UK: Economy reeling under triple blow

The economy will be hit by a treble dose of bad news this week with soaring prices, stalled high street sales and predictions that economic growth will flatline for at least another year.

City economists say inflation could hit 5 per cent when figures are published tomorrow, putting further pressure on the incomes of cash-squeezed families, savers and pensioners. Two hard-hitting reports today warn that the dire economic climate will be little better in 2012, heightening the risk of a double-dip recession.


Peter Spencer, chief economic adviser to the Ernst & Young ITEM Club, said: ‘It’s worse than we thought. ‘The bright spots in our forecast three months ago – business investment and exports – have dimmed to a flicker as uncertainty around Greece and the stability of the eurozone increases.

'With the UK recovery grinding to a halt, new measures now needed to help stimulate growth. We think there is scope for targeted tax relief and spending measures to help put us back on track.’

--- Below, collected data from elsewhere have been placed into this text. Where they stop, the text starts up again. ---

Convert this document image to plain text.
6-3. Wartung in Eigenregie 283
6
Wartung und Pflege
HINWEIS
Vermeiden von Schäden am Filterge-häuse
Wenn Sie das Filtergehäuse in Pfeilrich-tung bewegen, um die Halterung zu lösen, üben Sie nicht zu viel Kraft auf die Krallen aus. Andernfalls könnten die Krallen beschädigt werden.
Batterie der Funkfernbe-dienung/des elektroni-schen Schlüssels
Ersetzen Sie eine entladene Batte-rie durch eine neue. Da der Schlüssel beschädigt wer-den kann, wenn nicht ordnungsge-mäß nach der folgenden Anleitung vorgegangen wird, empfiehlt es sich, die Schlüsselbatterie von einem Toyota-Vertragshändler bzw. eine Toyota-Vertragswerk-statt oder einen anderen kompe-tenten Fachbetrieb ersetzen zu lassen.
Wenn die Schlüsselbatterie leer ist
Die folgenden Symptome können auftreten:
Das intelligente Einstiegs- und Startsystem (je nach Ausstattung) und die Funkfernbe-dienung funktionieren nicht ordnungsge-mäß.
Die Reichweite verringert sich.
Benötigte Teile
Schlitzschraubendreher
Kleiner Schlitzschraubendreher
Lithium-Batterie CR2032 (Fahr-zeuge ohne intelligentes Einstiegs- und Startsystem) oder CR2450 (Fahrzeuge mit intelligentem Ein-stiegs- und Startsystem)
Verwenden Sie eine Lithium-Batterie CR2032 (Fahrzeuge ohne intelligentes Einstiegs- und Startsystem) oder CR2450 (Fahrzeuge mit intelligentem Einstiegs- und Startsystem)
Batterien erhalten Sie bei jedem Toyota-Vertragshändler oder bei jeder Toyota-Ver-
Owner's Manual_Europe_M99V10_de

The news that inflation is set to rise from the current level of 4.5 per cent will dash consumer confidence and hit growth further. The increase is being driven by increasing fuel bills and soaring global commodity prices.

Howard Archer, economist at research firm IHS Global Insight, said: ‘It is hard to be optimistic over the prospects for consumer spending in the near term at least.


Average earnings are going up by only around 2 per cent, so the average family is seeing a fall in their living standards and are struggling to make ends meet. With the returns on many savings accounts as low as 0.5 per cent, savers are making negative real returns on their investments and pensioners are also being hard-hit.

A rise in inflation to 5 per cent will also land the Government with an additional £5billion benefits bill, as welfare payouts are hiked to take account of rising prices. September’s inflation figure is the one used to increase State benefits in a rise that takes effect in April.


Rachel Reeves, the shadow chief secretary to the Treasury, said: ‘Almost everyone but the Prime Minister and Chancellor can now see that this government’s austerity plan has failed to deliver the jobs and growth we were promised.’